What would this mean, as a practical matter, if a former official were to inform the White House that he would disclose information to Congress even if the president instructed him otherwise? As mentioned above, I suggested in the Comey matter that one option available to the administration would be to bring a suit for declaratory and injunctive relief to prevent Comey from disclosing the information. As it happens, Marty Lederman had made a pretty much identical observation in connection with the Miers case:
Alternatively, if a contempt citation is issued against a former government official, such as Harriet Miers, she might initiate litigation in federal court seeking to quash the citation or have it declared unlawful. Or, in the unlikely event that it appears a former official such as Miers is inclined to comply with the subpoena, the U.S. itself might try to go to court to enjoin such compliance. See U.S. v. AT&T, 567 F.2d 121 (D.C. Cir. 1977).

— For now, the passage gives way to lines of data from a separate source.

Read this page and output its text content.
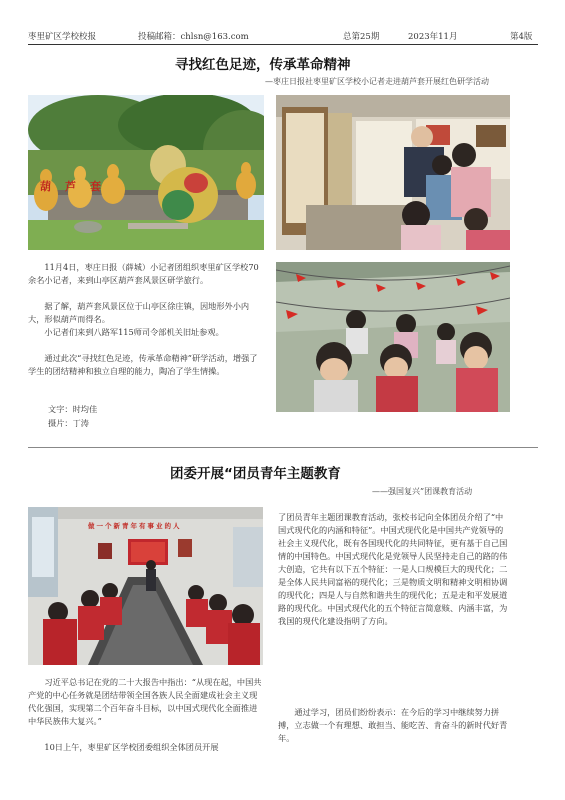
枣里矿区学校校报	投稿邮箱：chlsn@163.com	总第25期	2023年11月	第4版
寻找红色足迹，传承革命精神
—枣庄日报社枣里矿区学校小记者走进葫芦套开展红色研学活动
葫芦套

11月4日，枣庄日报（薛城）小记者团组织枣里矿区学校70余名小记者，来到山亭区葫芦套风景区研学旅行。

据了解，葫芦套风景区位于山亭区徐庄镇，因地形外小内大，形似葫芦而得名。

小记者们来到八路军115师司令部机关旧址参观。

通过此次“寻找红色足迹，传承革命精神”研学活动，增强了学生的团结精神和独立自理的能力，陶冶了学生情操。

文字：时均佳
摄片：丁涛
团委开展“团员青年主题教育
——强国复兴”团课教育活动
做一个新青年有事业的人

习近平总书记在党的二十大报告中指出：“从现在起，中国共产党的中心任务就是团结带领全国各族人民全面建成社会主义现代化强国，实现第二个百年奋斗目标，以中国式现代化全面推进中华民族伟大复兴。”

10日上午，枣里矿区学校团委组织全体团员开展

了团员青年主题团课教育活动，张校书记向全体团员介绍了“中国式现代化的内涵和特征”。中国式现代化是中国共产党领导的社会主义现代化，既有各国现代化的共同特征，更有基于自己国情的中国特色。中国式现代化是党领导人民坚持走自己的路的伟大创造，它共有以下五个特征：一是人口规模巨大的现代化；二是全体人民共同富裕的现代化；三是物质文明和精神文明相协调的现代化；四是人与自然和谐共生的现代化；五是走和平发展道路的现代化。中国式现代化的五个特征言简意赅、内涵丰富，为我国的现代化建设指明了方向。

通过学习，团员们纷纷表示：在今后的学习中继续努力拼搏，立志做一个有理想、敢担当、能吃苦、肯奋斗的新时代好青年。
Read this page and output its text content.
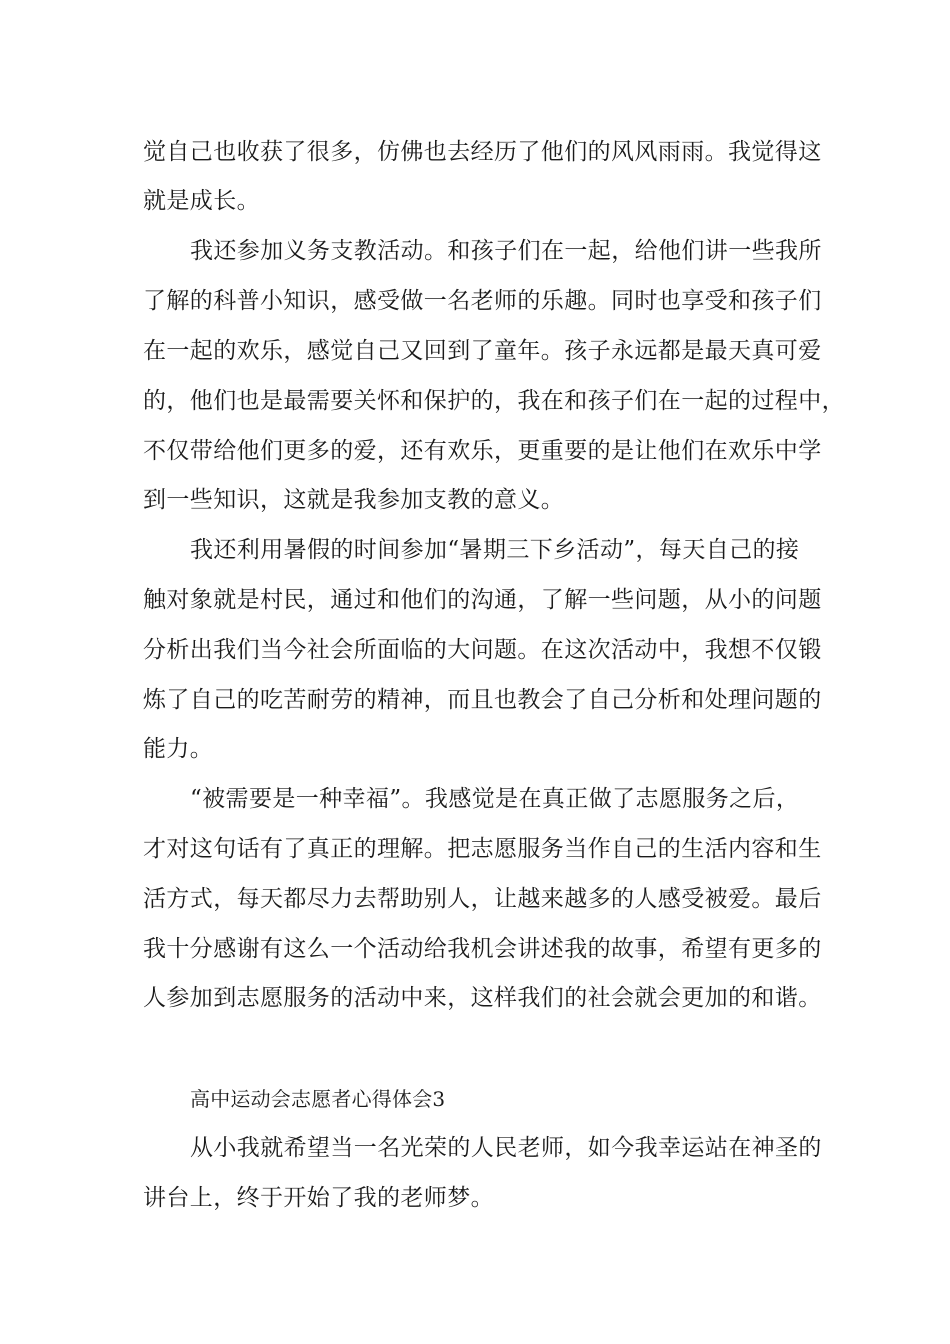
觉自己也收获了很多，仿佛也去经历了他们的风风雨雨。我觉得这
就是成长。
我还参加义务支教活动。和孩子们在一起，给他们讲一些我所
了解的科普小知识，感受做一名老师的乐趣。同时也享受和孩子们
在一起的欢乐，感觉自己又回到了童年。孩子永远都是最天真可爱
的，他们也是最需要关怀和保护的，我在和孩子们在一起的过程中，
不仅带给他们更多的爱，还有欢乐，更重要的是让他们在欢乐中学
到一些知识，这就是我参加支教的意义。
我还利用暑假的时间参加“暑期三下乡活动”，每天自己的接
触对象就是村民，通过和他们的沟通，了解一些问题，从小的问题
分析出我们当今社会所面临的大问题。在这次活动中，我想不仅锻
炼了自己的吃苦耐劳的精神，而且也教会了自己分析和处理问题的
能力。
“被需要是一种幸福”。我感觉是在真正做了志愿服务之后，
才对这句话有了真正的理解。把志愿服务当作自己的生活内容和生
活方式，每天都尽力去帮助别人，让越来越多的人感受被爱。最后
我十分感谢有这么一个活动给我机会讲述我的故事，希望有更多的
人参加到志愿服务的活动中来，这样我们的社会就会更加的和谐。
高中运动会志愿者心得体会3
从小我就希望当一名光荣的人民老师，如今我幸运站在神圣的
讲台上，终于开始了我的老师梦。
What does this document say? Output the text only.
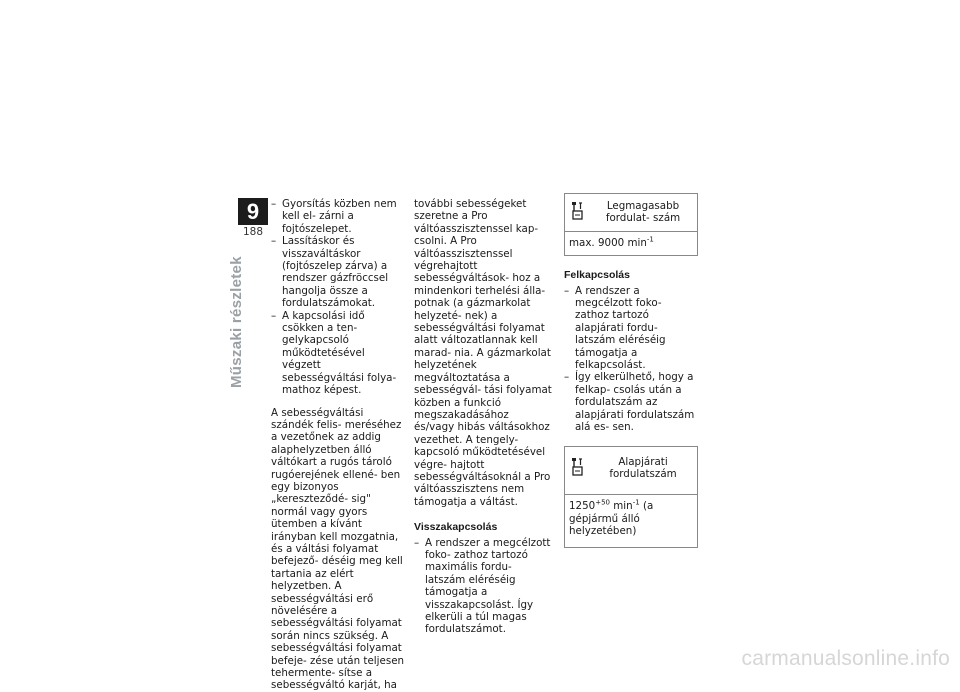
9
188
Műszaki részletek
– Gyorsítás közben nem kell el- zárni a fojtószelepet.
– Lassításkor és visszaváltáskor (fojtószelep zárva) a rendszer gázfröccsel hangolja össze a fordulatszámokat.
– A kapcsolási idő csökken a ten- gelykapcsoló működtetésével végzett sebességváltási folya- mathoz képest.

A sebességváltási szándék felis- meréséhez a vezetőnek az addig alaphelyzetben álló váltókart a rugós tároló rugóerejének ellené- ben egy bizonyos „kereszteződé- sig" normál vagy gyors ütemben a kívánt irányban kell mozgatnia, és a váltási folyamat befejező- déséig meg kell tartania az elért helyzetben. A sebességváltási erő növelésére a sebességváltási folyamat során nincs szükség. A sebességváltási folyamat befeje- zése után teljesen tehermente- sítse a sebességváltó karját, ha

további sebességeket szeretne a Pro váltóasszisztenssel kap- csolni. A Pro váltóasszisztenssel végrehajtott sebességváltások- hoz a mindenkori terhelési álla- potnak (a gázmarkolat helyzeté- nek) a sebességváltási folyamat alatt változatlannak kell marad- nia. A gázmarkolat helyzetének megváltoztatása a sebességvál- tási folyamat közben a funkció megszakadásához és/vagy hibás váltásokhoz vezethet. A tengely- kapcsoló működtetésével végre- hajtott sebességváltásoknál a Pro váltóasszisztens nem támogatja a váltást.

Visszakapcsolás
– A rendszer a megcélzott foko- zathoz tartozó maximális fordu- latszám eléréséig támogatja a visszakapcsolást. Így elkerüli a túl magas fordulatszámot.
Legmagasabb fordulat- szám
max. 9000 $\min^{-1}$
Felkapcsolás
– A rendszer a megcélzott foko- zathoz tartozó alapjárati fordu- latszám eléréséig támogatja a felkapcsolást.
– Így elkerülhető, hogy a felkap- csolás után a fordulatszám az alapjárati fordulatszám alá es- sen.
Alapjárati fordulatszám
$1250^{+50}$ $\min^{-1} (a$ gépjármű álló helyzetében)
carmanualsonline.info
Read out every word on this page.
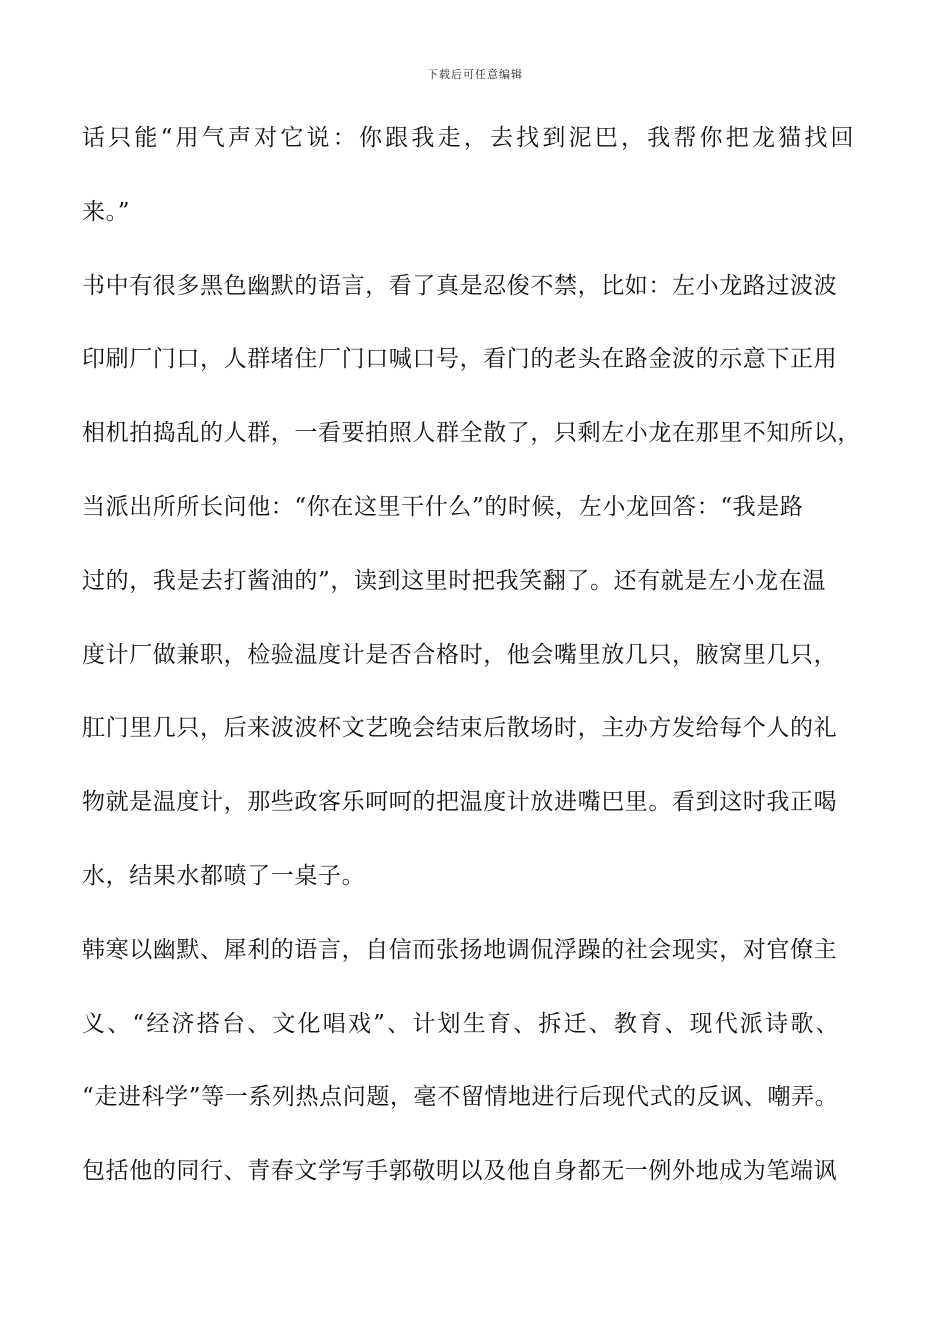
下载后可任意编辑
话只能“用气声对它说：你跟我走，去找到泥巴，我帮你把龙猫找回
来。”
书中有很多黑色幽默的语言，看了真是忍俊不禁，比如：左小龙路过波波
印刷厂门口，人群堵住厂门口喊口号，看门的老头在路金波的示意下正用
相机拍捣乱的人群，一看要拍照人群全散了，只剩左小龙在那里不知所以，
当派出所所长问他：“你在这里干什么”的时候，左小龙回答：“我是路
过的，我是去打酱油的”，读到这里时把我笑翻了。还有就是左小龙在温
度计厂做兼职，检验温度计是否合格时，他会嘴里放几只，腋窝里几只，
肛门里几只，后来波波杯文艺晚会结束后散场时，主办方发给每个人的礼
物就是温度计，那些政客乐呵呵的把温度计放进嘴巴里。看到这时我正喝
水，结果水都喷了一桌子。
韩寒以幽默、犀利的语言，自信而张扬地调侃浮躁的社会现实，对官僚主
义、“经济搭台、文化唱戏”、计划生育、拆迁、教育、现代派诗歌、
“走进科学”等一系列热点问题，毫不留情地进行后现代式的反讽、嘲弄。
包括他的同行、青春文学写手郭敬明以及他自身都无一例外地成为笔端讽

Balkinization post (7-6-07) (emphasis in original).
Lederman does not offer a view as to what a court ought to do if such a case were to come before it, but he predicts, based on the experience of cases such as AT&T, that the court’s first reaction would be to try to broker a compromise that accommodates both the information needs of Congress and the confidentiality interests of the executive.
In a subsequent post, Lederman noted the position taken by Neil Eggleston, counsel to Sara Taylor, who maintained that his client was perfectly willing to comply with the congressional subpoena, but did not wish to violate the president’s instructions to assert executive privilege. Lederman, however, argued that former officials like Taylor and Miers had a legal obligation to comply with congressional subpoenas, while the instructions from the president imposed no comparable legal obligation upon them. Accordingly, Lederman contended that the proper procedural resolution of the dispute was for Taylor and Miers to acknowledge their obligation to comply with the subpoena and put the burden on the White House to seek a judicial order enjoining them from testifying. Implicit in Lederman’s comments is that the desire/willingness of former officials to provide information to Congress is not dispositive of the executive privilege question.
(I would note parenthetically that it’s not clear to me why Lederman’s logic would not equally apply to a current executive branch official. If the president’s instructions to assert executive privilege carry no legal obligation, then a current official should also be required to obey congressional subpoenas unless a court orders otherwise. But that is a discussion for another day).
In short, the discussion of the Miers matter seems consistent with the view I expressed with regard to Comey’s testimony. In theory, either Comey or Miers could have chosen to voluntarily disclose information in a non-congressional forum (such as appearing on a talk show or writing a book), but it is not at all clear that a court would view this possibility as precluding it from granting relief to the executive branch as it did in the AT&T case. It is even less apparent that a court would distinguish between an “eager” witness like Comey and a “reluctant” witness like Miers for purposes of determining its ability to grant relief.